I'm going to burn this video for our upcoming Avy II course in March. Even the 1st rescuer had an Avalung. These are great devices for extending live burial time.
When worn correctly they keep snow from plugging the mouth AND the nose if you take the time to put on the supplied nose clip. I keep my clip in the zippered intake pouch when not in use and around my neck 'til I get to possible (not just probable) avy terrain.
The most instructive part of the video is the white/black/blue/white/blue/black tumbling sequence and then the TOTAL cessation of motion when the avalanche came to a stop and turned into virtual "cement". This video is worth more than gold in an avalanche training course.
1. Obviously, with such a fast rescue, the victim's buddies watched him closely and figured where he likely stopped. This is the crucial 1st step in avy rescue.

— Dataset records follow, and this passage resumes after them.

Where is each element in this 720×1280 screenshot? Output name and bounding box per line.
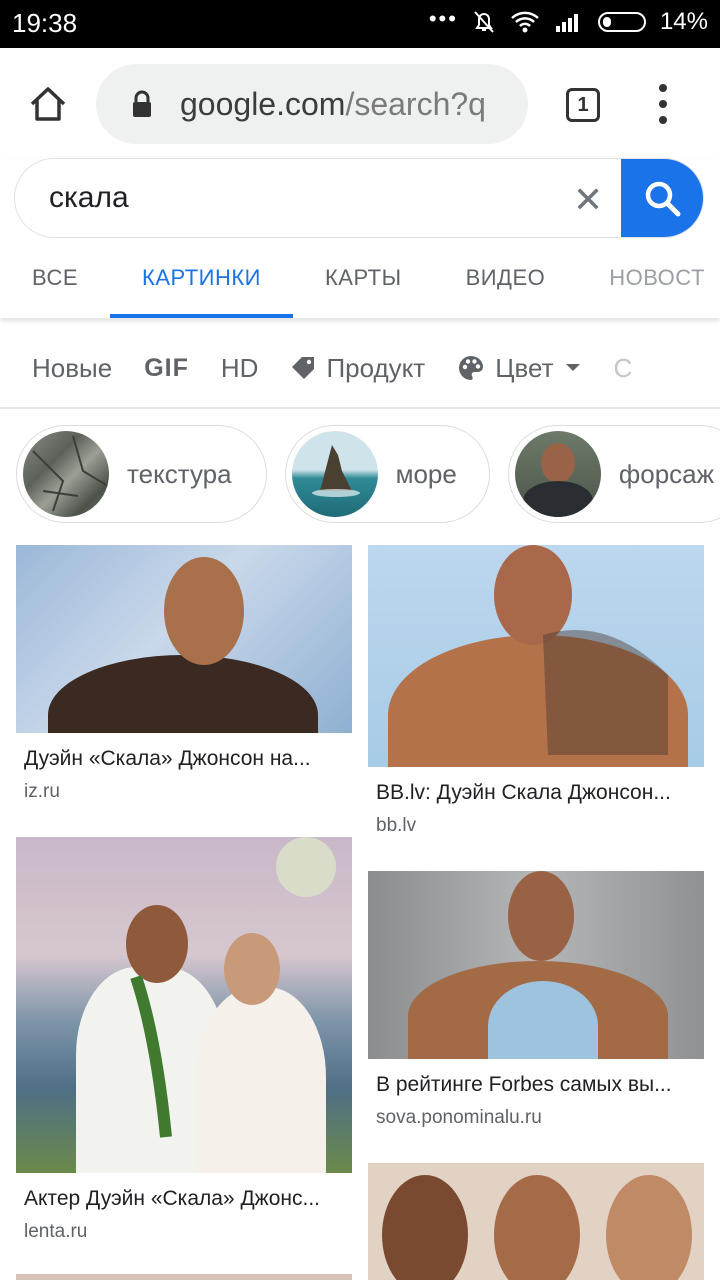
result-card[interactable]: Дуэйн «Скала» Джонсон на... iz.ru	[16, 545, 352, 803]
result-card[interactable]: В рейтинге Forbes самых вы... sova.ponom…	[368, 871, 704, 1129]
filter-new[interactable]: Новые	[32, 353, 112, 384]
tab-switcher-button[interactable]: 1	[566, 88, 600, 122]
filter-product-label: Продукт	[326, 352, 426, 383]
dropdown-arrow-icon	[565, 364, 580, 371]
url-text: google.com/search?q	[180, 86, 486, 122]
search-icon	[645, 181, 681, 217]
search-button[interactable]	[621, 159, 703, 237]
filter-color-label: Цвет	[495, 352, 554, 383]
search-header: скала ✕ ВСЕ КАРТИНКИ КАРТЫ ВИДЕО НОВОСТ	[0, 158, 720, 318]
status-bar: 19:38 ••• 14%	[0, 0, 720, 48]
result-image[interactable]	[368, 1163, 704, 1280]
status-icons: ••• 14%	[428, 6, 708, 36]
image-filters: Новые GIF HD Продукт Цвет С	[0, 338, 720, 398]
related-chip-label: море	[395, 458, 457, 489]
result-card[interactable]: Актер Дуэйн «Скала» Джонс... lenta.ru	[16, 837, 352, 1243]
clock: 19:38	[12, 8, 78, 38]
fast-thumbnail	[514, 431, 601, 517]
result-card[interactable]: BB.lv: Дуэйн Скала Джонсон... bb.lv	[368, 545, 704, 837]
result-card[interactable]	[16, 1274, 352, 1280]
result-title: BB.lv: Дуэйн Скала Джонсон...	[376, 781, 671, 804]
related-chip-fast[interactable]: форсаж	[507, 425, 720, 523]
filter-more[interactable]: С	[614, 353, 633, 384]
result-source: bb.lv	[376, 815, 417, 836]
related-chip-label: форсаж	[618, 458, 715, 489]
battery-level: 14%	[659, 8, 708, 35]
search-tabs: ВСЕ КАРТИНКИ КАРТЫ ВИДЕО НОВОСТ	[0, 258, 720, 318]
related-chip-label: текстура	[127, 458, 232, 489]
tab-images[interactable]: КАРТИНКИ	[110, 258, 293, 318]
more-notifications-icon: •••	[428, 6, 458, 31]
address-bar[interactable]: google.com/search?q	[96, 64, 528, 144]
tab-all[interactable]: ВСЕ	[0, 258, 110, 318]
result-image[interactable]	[368, 871, 704, 1059]
palette-icon	[459, 356, 484, 380]
texture-thumbnail	[23, 431, 109, 517]
filter-color[interactable]: Цвет	[457, 353, 581, 384]
result-title: В рейтинге Forbes самых вы...	[376, 1073, 672, 1096]
result-source: sova.ponominalu.ru	[376, 1107, 542, 1128]
tab-maps[interactable]: КАРТЫ	[293, 258, 434, 318]
result-card[interactable]	[368, 1163, 704, 1280]
filter-hd[interactable]: HD	[221, 353, 259, 384]
divider	[0, 407, 720, 409]
tag-icon	[292, 357, 315, 379]
result-image[interactable]	[16, 545, 352, 733]
search-input[interactable]: скала	[49, 181, 129, 215]
overflow-menu-icon[interactable]	[650, 84, 676, 124]
search-box[interactable]: скала ✕	[14, 158, 704, 238]
sea-rock-thumbnail	[291, 431, 378, 517]
related-chip-texture[interactable]: текстура	[16, 425, 267, 523]
result-source: lenta.ru	[24, 1221, 88, 1242]
related-chip-sea[interactable]: море	[284, 425, 490, 523]
tab-video[interactable]: ВИДЕО	[434, 258, 578, 318]
result-source: iz.ru	[24, 781, 60, 802]
result-title: Актер Дуэйн «Скала» Джонс...	[24, 1187, 320, 1210]
browser-toolbar: google.com/search?q 1	[0, 48, 720, 160]
filter-product[interactable]: Продукт	[290, 353, 425, 384]
mute-bell-icon	[474, 11, 494, 33]
clear-icon[interactable]: ✕	[573, 179, 603, 221]
battery-icon	[597, 12, 646, 32]
related-searches: текстура море форсаж	[16, 425, 720, 525]
result-title: Дуэйн «Скала» Джонсон на...	[24, 747, 311, 770]
filter-gif[interactable]: GIF	[144, 354, 189, 383]
result-image[interactable]	[16, 837, 352, 1173]
result-image[interactable]	[16, 1274, 352, 1280]
result-image[interactable]	[368, 545, 704, 767]
lock-icon	[133, 90, 151, 117]
wifi-icon	[511, 11, 539, 33]
tab-news[interactable]: НОВОСТ	[577, 258, 720, 318]
signal-icon	[555, 14, 578, 32]
home-icon[interactable]	[26, 82, 70, 126]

2. Talking to the victim before they are uncovered gives them a great and needed morale boost.
3. This victim may bave been recovered rapidly not only due to good beacon useage but good probing technique.
4. The first rescuer had an easy-to-use Tracker beacon. Be sure you've PRACTICED with your beacon (with friends)several times every year before venturing into avalanche terrain.
1. NEVER carry a plastic avy shovel (as used by the first rescuer). They are not even sold any more B/C of their inability to cut through densly packed debris field snow. This victim, luckily, was near the surface. Always use an aluminum (or steel) shovel)
2. The latest excavation technique was not followed. Excavation should be done in a V pattern with clockwise rotation every few minutes so the point people can go from very tiring shoveling to the somewhat easier job of paddling the snow out of the way. The victim may have physical trauma from hitting rocks, trees, etc. and the faster he/she is removed the sooner first aid can be administered.
"There are no comfortable backpacks. Some are just less uncomfortable than others."